CDM went on to score a touchdown before the half and led, 23-3.

"We were going there to win the game first," Meyer said. "I normally don't do it, but I took the points off the board and we got a touchdown."

Amies admits that in the moment, he wasn't happy with the decision, but lightened up once the Sea Kings scored a touchdown.

"That would have tied the record," he said. "I was kind of mad but I was also happy we got the touchdown."

Amies' father, who goes by 'Grif,' said he fully understood Meyer's decision to go for the touchdown.

"I wanted him to make the kick and break the record but I wanted him to win the game," Amies' father said. "I understood completely what coach Meyer did and wanting to get the score. That's the way it goes."

Still, both Amies and Meyer believed that there would be ample opportunity to break the record later in the contest, and there was.

But it certainly would not be easy.

After kicking the record-tying field goal at the beginning of the final quarter, Amies heard his number called again in the game's final minutes.

This time, he'd have to connect from 57 yards, five yards further than his career-long.

"When I went to kick, the crowd was cheering," Amies said. "I got a big adrenaline rush from that."

Amies says that before the kick, his longtime kicking coach Brad Bohn told him to focus on technique and not to kick the ball too hard.

Meyer said Monday that when Amies went into his motion, he thought he saw his senior kicker loose his footing.

"I watched his plant foot and it looked like he slipped a bit," Meyer said. "It didn't sound like a normal Griff kick. I felt like he didn't get all of it and it came up short. To break the record from 57, that would have been a huge way to do it."

Of the kick, which Amies' father said would have been good from 55 yards, Amies said, "I didn't hit the sweet spot."
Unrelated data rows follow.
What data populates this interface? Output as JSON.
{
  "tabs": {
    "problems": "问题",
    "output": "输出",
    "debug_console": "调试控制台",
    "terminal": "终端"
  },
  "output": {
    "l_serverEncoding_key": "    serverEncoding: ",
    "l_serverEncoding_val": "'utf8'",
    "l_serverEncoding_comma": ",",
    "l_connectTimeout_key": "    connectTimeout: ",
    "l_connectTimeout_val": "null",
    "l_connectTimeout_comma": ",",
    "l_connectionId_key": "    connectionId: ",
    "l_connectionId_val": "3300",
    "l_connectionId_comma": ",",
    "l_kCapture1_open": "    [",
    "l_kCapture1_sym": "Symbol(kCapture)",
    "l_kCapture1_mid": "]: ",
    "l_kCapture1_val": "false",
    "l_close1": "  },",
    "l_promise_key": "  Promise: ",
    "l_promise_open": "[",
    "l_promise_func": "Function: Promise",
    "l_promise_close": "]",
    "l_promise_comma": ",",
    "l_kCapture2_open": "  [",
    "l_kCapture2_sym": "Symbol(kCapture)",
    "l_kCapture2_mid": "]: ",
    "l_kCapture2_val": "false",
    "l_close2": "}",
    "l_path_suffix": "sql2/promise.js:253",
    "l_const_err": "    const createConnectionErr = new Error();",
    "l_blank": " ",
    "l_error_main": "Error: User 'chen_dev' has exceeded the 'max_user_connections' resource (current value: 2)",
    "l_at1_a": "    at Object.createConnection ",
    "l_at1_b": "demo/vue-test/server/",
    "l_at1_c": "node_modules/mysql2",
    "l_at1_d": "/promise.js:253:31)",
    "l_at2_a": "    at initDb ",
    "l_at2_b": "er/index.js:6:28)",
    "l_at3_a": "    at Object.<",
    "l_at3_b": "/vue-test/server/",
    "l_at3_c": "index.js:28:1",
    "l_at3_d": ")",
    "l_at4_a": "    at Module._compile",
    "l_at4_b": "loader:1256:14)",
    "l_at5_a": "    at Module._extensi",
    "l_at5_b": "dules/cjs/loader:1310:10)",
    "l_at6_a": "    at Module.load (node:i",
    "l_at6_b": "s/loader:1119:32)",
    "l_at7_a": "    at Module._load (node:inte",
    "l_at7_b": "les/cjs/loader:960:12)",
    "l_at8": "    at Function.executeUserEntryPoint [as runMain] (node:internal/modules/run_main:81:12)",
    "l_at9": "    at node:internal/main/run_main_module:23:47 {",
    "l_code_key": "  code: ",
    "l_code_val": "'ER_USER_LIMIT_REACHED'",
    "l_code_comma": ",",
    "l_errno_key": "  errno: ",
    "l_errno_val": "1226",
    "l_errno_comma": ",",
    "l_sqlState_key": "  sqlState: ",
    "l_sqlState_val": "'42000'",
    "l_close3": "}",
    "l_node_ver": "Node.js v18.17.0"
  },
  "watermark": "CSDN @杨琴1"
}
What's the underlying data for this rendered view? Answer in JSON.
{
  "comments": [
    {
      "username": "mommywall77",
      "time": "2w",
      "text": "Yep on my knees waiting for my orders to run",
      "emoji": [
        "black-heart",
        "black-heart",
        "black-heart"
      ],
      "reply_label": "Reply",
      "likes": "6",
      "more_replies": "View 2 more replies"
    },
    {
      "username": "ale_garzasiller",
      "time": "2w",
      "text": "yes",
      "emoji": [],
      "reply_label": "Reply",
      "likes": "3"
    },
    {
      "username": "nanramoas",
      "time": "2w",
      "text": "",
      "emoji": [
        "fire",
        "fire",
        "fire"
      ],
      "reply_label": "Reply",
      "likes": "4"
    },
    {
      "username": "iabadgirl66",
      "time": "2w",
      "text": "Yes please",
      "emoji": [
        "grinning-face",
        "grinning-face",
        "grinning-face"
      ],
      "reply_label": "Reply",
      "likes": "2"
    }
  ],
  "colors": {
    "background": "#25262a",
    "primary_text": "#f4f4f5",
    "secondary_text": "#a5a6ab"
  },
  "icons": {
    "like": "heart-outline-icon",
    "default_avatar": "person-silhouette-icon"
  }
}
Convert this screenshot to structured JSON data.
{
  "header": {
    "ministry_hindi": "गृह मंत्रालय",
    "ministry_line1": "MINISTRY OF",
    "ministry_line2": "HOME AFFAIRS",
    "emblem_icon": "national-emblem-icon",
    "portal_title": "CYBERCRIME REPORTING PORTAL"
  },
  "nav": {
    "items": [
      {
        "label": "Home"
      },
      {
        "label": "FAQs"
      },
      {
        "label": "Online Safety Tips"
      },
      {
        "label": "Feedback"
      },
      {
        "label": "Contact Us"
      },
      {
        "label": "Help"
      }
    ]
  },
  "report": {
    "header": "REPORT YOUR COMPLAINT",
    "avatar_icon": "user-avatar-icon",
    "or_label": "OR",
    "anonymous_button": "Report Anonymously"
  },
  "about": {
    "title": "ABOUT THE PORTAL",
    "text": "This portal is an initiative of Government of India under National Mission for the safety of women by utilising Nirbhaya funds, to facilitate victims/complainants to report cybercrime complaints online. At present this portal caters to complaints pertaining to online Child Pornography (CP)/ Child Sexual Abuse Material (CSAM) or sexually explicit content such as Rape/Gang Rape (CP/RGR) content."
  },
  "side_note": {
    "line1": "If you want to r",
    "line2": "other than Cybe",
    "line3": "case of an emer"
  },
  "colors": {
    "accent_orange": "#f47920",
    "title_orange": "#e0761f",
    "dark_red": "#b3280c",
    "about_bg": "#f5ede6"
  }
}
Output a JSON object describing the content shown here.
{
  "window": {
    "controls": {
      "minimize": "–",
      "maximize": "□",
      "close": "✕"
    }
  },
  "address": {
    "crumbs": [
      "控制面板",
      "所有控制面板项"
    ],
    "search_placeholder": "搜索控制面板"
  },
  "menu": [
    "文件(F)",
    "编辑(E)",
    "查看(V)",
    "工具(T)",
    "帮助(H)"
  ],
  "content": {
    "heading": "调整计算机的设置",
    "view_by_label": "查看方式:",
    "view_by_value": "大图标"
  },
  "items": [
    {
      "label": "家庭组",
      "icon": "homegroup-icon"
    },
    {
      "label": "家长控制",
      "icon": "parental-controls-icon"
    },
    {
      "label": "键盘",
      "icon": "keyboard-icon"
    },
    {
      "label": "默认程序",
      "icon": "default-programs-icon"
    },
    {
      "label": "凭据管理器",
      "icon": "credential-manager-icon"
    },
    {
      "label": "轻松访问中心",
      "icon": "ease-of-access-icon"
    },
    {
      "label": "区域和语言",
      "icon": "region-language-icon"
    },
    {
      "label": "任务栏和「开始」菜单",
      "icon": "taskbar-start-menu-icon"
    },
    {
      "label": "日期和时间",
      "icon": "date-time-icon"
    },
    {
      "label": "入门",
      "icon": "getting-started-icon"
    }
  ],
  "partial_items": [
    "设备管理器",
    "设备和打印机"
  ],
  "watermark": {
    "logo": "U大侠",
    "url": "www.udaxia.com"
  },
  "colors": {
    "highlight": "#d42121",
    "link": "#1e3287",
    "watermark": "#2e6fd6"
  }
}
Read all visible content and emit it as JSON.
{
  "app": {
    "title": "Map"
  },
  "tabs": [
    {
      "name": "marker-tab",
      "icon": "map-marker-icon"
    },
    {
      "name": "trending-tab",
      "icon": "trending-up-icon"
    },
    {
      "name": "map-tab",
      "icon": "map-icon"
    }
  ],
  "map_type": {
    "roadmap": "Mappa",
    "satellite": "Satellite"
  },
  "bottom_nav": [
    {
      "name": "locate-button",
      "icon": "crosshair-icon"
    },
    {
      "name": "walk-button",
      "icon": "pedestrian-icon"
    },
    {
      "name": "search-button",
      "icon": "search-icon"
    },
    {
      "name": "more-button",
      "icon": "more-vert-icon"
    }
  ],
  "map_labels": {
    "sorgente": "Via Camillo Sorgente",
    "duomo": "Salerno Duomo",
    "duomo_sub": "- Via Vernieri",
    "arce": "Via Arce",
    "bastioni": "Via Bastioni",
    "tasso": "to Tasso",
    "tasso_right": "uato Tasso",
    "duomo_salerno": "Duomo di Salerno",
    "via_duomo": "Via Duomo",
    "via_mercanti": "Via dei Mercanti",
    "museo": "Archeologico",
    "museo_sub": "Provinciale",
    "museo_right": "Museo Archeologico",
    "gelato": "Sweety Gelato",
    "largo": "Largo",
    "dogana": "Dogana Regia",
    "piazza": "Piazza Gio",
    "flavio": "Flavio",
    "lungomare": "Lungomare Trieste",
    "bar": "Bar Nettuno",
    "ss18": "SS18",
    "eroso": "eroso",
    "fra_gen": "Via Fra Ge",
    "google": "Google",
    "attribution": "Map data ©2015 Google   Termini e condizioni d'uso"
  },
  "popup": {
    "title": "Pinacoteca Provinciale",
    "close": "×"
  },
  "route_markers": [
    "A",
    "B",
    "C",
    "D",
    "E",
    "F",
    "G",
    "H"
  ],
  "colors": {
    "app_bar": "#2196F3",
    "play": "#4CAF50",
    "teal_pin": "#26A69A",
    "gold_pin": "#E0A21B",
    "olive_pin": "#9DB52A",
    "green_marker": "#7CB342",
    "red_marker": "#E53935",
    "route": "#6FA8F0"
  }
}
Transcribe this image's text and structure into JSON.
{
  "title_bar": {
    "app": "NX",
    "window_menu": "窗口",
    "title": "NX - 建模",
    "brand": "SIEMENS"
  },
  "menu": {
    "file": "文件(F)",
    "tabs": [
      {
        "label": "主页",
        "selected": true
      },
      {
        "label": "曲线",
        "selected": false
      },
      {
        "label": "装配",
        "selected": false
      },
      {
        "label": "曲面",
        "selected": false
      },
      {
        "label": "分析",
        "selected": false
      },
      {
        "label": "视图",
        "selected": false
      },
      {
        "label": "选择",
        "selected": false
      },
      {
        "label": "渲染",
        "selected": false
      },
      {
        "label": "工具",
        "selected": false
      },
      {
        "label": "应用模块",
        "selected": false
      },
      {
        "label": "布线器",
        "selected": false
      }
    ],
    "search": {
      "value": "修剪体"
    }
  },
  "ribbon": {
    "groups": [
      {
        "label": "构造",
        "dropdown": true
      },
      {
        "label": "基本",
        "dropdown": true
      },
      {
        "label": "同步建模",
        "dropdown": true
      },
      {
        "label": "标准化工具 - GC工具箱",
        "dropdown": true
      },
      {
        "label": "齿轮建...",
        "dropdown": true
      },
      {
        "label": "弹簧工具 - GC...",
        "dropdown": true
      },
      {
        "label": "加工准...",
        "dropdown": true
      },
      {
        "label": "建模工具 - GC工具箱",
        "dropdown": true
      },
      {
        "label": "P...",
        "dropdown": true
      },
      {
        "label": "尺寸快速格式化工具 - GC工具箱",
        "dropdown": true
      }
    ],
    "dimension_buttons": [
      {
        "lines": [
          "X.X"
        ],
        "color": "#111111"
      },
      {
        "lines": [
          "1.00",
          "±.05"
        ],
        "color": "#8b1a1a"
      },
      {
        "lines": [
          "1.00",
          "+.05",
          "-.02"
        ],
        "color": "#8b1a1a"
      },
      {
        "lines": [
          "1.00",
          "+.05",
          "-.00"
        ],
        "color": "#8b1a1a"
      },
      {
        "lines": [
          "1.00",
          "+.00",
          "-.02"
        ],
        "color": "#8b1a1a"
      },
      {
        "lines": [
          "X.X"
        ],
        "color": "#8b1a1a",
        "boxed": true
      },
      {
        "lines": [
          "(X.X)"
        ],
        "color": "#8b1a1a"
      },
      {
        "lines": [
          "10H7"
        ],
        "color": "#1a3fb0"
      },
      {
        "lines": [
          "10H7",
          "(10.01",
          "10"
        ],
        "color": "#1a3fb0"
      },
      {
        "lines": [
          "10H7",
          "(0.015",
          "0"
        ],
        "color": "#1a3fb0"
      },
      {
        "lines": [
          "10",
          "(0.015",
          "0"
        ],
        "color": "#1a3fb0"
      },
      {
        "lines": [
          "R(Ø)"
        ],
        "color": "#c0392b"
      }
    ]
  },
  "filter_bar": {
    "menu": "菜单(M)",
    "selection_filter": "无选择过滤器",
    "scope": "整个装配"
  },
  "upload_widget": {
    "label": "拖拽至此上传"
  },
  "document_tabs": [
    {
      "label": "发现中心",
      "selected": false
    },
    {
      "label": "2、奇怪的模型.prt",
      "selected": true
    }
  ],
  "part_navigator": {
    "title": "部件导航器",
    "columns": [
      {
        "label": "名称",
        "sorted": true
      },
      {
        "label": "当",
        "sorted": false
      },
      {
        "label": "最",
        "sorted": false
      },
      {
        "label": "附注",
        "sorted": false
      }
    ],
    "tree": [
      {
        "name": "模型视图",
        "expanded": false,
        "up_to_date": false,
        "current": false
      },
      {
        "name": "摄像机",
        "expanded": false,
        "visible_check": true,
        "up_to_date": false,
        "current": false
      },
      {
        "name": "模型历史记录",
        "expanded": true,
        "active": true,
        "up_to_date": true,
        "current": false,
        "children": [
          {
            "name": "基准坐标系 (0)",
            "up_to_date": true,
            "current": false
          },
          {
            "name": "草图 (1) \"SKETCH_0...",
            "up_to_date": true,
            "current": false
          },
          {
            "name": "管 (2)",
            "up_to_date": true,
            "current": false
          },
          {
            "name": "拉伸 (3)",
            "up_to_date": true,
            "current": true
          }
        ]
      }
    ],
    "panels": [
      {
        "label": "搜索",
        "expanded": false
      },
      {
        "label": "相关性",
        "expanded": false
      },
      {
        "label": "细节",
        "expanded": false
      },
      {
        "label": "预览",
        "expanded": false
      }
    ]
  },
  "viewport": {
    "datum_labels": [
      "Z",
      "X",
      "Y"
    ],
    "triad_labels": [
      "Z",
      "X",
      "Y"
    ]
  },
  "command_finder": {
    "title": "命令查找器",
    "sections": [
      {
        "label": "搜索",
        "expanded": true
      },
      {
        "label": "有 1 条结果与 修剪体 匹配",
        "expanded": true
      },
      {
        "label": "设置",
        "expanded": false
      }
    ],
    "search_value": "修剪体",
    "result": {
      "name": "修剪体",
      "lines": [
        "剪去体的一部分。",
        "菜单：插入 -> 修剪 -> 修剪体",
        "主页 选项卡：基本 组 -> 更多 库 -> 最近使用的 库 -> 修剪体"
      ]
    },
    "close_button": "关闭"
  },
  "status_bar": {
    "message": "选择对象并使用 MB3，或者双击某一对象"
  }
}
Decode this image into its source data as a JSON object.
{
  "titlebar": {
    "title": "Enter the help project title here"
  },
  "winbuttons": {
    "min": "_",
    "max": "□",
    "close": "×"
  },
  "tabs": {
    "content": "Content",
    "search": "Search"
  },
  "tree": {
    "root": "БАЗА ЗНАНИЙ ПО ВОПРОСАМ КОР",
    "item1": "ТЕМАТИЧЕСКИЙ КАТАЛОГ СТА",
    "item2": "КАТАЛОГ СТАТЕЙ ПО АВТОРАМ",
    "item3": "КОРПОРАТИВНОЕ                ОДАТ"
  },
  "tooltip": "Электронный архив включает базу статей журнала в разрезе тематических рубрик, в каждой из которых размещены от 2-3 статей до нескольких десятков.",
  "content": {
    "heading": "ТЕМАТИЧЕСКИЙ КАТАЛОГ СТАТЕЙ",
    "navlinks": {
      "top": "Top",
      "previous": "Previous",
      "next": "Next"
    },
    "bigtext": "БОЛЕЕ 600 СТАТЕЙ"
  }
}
Still, the Sea Kings got the ball once again toward the game's conclusion, but after an unexpected first down, it was clear that Amies would not get another shot at the record.

"When we got the ball late in the game, we had a third down and we ran the ball and we got the first down," Meyer said. "I didn't think we'd get it but we did and then just took a knee."

One thing that Amies can be proud of is that according to, his 22 field goals during the season are the most in the nation.

"I definitely wanted another chance to get the record, but it's an honor to share the record with Chris Sailer," Amies said.